Krebs betrifft nicht nur Ihre Gesundheit. Er kann verändern, wie Sie aussehen, wie sich Ihr Körper anfühlt und wie Sie sich selbst sehen. Haarausfall, chirurgische Narben, Gewichtsveränderungen, Hautreaktionen, Erschöpfung, die sich in Ihrem Gesicht zeigt — diese körperlichen Veränderungen können etwas Tiefes in Ihnen erschüttern, etwas, das mit Identität, Würde und Selbstwert verbunden ist.
Trauern Sie um die Veränderungen. Sie dürfen den Körper betrauern, den Sie vorher hatten. Sie dürfen Ihre Haare vermissen, Ihre Energie, die Art, wie Ihre Kleidung früher sass, das Gesicht, das Sie früher im Spiegel sahen. Diese Verluste sind real, und sie herunterzuspielen hilft nicht. Dinge zu sagen wie "Es sind nur Haare" oder "Wenigstens lebst du noch" — so gut gemeint sie auch sind — können eine sehr berechtigte Art von Trauer abtun. Sie können dankbar sein, am Leben zu sein, und trotzdem untröstlich darüber sein, was der Krebs Ihrem Körper genommen hat.
Ihr Körper ist nicht das, was Sie ausmacht. Das mag wie eine einfache Idee klingen, aber wirklich damit zu sitzen, kann transformierend sein. Ihre Identität wohnte nie wirklich in Ihren Haaren, Ihrem Gewicht oder der Form Ihres Körpers. Sie lebt in der Art, wie Sie Menschen lieben, in den Dingen, die Sie zum Lachen bringen, in den Werten, die Sie vertreten, in der Art, wie Sie in der Welt auftreten. Krebs kann Ihr Äusseres verändern, aber er kann das Wesen dessen, wer Sie sind, nicht berühren.
Nehmen Sie sich zurück, was Sie können. Manche Menschen finden Stärke in Kopftüchern, Perücken, Hüten — oder darin, mutig auf all das zu verzichten. Manche entdecken eine neue Beziehung zu ihrem Körper durch sanfte Bewegung, bequeme Kleidung oder kreativen Selbstausdruck. Manche lassen sich Tattoos über ihre Narben stechen und verwandeln Zeichen des Schmerzes in Kunst. Es gibt keinen richtigen Weg, nur Ihren Weg.

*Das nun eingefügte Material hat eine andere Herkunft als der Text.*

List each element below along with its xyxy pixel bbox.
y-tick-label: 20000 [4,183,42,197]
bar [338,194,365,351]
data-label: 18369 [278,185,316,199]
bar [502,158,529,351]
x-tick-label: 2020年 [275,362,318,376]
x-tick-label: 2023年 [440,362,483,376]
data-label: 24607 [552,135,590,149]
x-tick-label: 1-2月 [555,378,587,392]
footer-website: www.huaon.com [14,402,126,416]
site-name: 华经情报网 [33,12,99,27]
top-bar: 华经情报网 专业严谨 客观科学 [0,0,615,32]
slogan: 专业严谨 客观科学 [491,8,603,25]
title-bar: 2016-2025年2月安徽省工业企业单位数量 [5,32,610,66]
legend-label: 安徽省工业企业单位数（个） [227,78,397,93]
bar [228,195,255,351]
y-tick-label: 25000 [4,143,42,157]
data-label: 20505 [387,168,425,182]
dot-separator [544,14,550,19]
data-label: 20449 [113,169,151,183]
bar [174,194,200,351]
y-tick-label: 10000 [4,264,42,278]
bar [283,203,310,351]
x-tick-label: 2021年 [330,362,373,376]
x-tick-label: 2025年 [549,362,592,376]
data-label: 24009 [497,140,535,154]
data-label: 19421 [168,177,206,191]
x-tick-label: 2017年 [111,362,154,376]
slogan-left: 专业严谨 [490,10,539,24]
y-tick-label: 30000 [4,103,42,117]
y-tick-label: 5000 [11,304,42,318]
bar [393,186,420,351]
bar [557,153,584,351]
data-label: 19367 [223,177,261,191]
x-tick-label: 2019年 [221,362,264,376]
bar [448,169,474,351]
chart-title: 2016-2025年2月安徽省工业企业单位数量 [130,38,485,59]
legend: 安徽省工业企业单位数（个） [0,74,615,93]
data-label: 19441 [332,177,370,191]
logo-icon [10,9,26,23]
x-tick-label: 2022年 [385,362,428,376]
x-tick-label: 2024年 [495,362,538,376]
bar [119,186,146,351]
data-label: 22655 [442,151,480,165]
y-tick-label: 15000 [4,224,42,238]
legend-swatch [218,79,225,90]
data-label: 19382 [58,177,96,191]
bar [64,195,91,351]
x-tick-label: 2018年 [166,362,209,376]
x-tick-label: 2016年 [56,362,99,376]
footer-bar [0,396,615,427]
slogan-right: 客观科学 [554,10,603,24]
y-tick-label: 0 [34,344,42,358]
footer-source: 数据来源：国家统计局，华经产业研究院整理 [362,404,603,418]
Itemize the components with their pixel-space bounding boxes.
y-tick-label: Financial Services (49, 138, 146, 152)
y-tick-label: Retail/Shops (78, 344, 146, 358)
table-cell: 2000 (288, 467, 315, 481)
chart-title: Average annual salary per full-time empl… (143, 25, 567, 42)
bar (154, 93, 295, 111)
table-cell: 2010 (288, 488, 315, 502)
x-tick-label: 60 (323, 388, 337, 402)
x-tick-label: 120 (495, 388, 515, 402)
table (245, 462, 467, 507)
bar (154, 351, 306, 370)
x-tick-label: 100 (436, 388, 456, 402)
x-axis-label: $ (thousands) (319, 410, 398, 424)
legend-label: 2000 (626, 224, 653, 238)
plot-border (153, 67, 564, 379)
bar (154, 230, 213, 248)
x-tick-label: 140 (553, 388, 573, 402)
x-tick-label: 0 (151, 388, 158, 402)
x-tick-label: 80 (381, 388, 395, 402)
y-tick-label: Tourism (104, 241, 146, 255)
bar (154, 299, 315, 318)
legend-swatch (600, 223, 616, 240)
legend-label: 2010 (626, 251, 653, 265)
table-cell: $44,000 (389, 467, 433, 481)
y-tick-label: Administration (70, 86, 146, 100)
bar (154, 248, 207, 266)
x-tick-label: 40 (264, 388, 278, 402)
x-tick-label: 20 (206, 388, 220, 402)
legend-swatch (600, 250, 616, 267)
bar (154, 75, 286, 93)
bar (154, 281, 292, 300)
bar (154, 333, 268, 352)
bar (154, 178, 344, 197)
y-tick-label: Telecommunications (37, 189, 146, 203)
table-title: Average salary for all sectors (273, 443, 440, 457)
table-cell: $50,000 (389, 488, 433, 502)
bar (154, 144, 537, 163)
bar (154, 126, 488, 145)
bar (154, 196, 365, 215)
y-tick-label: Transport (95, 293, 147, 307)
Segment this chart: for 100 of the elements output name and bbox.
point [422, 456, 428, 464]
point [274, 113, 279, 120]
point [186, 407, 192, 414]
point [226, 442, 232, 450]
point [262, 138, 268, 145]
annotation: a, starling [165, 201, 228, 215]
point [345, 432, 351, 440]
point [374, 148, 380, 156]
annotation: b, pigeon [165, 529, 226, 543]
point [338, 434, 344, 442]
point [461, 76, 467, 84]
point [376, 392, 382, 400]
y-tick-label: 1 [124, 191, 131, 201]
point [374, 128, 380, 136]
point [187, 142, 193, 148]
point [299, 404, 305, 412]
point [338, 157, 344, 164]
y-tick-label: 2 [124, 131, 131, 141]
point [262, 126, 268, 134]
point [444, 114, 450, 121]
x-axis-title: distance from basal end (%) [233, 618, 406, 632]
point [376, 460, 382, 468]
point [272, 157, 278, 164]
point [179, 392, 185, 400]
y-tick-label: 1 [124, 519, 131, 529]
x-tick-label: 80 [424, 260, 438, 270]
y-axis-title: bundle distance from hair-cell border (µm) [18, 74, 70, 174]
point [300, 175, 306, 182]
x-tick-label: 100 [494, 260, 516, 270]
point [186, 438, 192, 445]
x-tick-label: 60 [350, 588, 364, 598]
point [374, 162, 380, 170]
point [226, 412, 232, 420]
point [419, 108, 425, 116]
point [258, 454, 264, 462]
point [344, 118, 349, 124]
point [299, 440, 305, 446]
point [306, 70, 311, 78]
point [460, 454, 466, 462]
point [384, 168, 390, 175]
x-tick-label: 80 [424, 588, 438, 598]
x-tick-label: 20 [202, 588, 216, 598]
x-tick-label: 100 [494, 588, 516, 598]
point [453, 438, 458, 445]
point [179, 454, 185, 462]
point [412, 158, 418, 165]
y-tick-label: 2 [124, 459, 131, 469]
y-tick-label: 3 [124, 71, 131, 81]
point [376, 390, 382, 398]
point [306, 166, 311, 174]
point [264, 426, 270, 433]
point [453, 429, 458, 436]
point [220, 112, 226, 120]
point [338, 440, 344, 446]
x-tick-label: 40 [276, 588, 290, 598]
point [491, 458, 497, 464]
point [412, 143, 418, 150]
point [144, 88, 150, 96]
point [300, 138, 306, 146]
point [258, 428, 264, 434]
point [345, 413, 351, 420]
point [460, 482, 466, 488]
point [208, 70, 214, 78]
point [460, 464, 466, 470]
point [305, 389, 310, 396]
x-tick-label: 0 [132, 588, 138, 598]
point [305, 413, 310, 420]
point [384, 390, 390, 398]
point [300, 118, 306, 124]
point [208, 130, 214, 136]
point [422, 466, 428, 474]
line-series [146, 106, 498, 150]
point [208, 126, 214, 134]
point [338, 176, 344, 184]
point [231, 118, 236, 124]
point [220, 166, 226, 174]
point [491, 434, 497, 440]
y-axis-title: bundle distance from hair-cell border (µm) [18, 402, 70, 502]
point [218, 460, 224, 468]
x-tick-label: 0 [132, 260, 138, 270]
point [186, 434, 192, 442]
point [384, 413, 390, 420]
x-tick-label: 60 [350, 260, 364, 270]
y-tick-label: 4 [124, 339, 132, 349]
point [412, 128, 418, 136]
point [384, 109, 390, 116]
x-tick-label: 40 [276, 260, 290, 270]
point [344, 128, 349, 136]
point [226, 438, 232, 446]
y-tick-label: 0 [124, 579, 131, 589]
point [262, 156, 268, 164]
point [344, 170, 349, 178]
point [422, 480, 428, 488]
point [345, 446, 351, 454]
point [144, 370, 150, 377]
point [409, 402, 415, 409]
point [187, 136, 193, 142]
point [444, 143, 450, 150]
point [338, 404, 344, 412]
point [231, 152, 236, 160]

Sprechen Sie darüber mit jemandem, der es versteht. Probleme mit dem Körperbild während einer Krebserkrankung sind unglaublich häufig, werden aber oft nicht ausgesprochen, weil Patienten das Gefühl haben, sie sollten einfach dankbar sein, am Leben zu sein. Sie können dankbar sein und trotzdem kämpfen. Diese Gefühle stehen nicht im Widerspruch. Ein Therapeut, eine Selbsthilfegruppe oder auch ein Freund, der wirklich zuhört, kann Ihnen helfen zu verarbeiten, was Ihr Körper durchmacht und was es für Sie bedeutet.
Seien Sie geduldig mit sich selbst an schweren Spiegeltagen. Es wird Morgen geben, an denen Sie Ihr Spiegelbild betrachten und eine Welle von Traurigkeit, Wut oder Desorientierung empfinden. An diesen Tagen seien Sie sanft. Erinnern Sie sich daran, dass Sie jemanden betrachten, der einen der härtesten Kämpfe führt, die es gibt, und dieser Körper, so verändert er auch sein mag, trägt Sie hindurch.
Ihre Narben, Ihre Veränderungen, Ihre neue Realität — sie erzählen eine Geschichte des Überlebens. Sie müssen sie nicht lieben, aber mit der Zeit sehen viele Menschen sie nicht als das, was der Krebs genommen hat, sondern als Beweis für das, was sie durchgestanden haben. Und darin liegt eine wilde, stille Schönheit.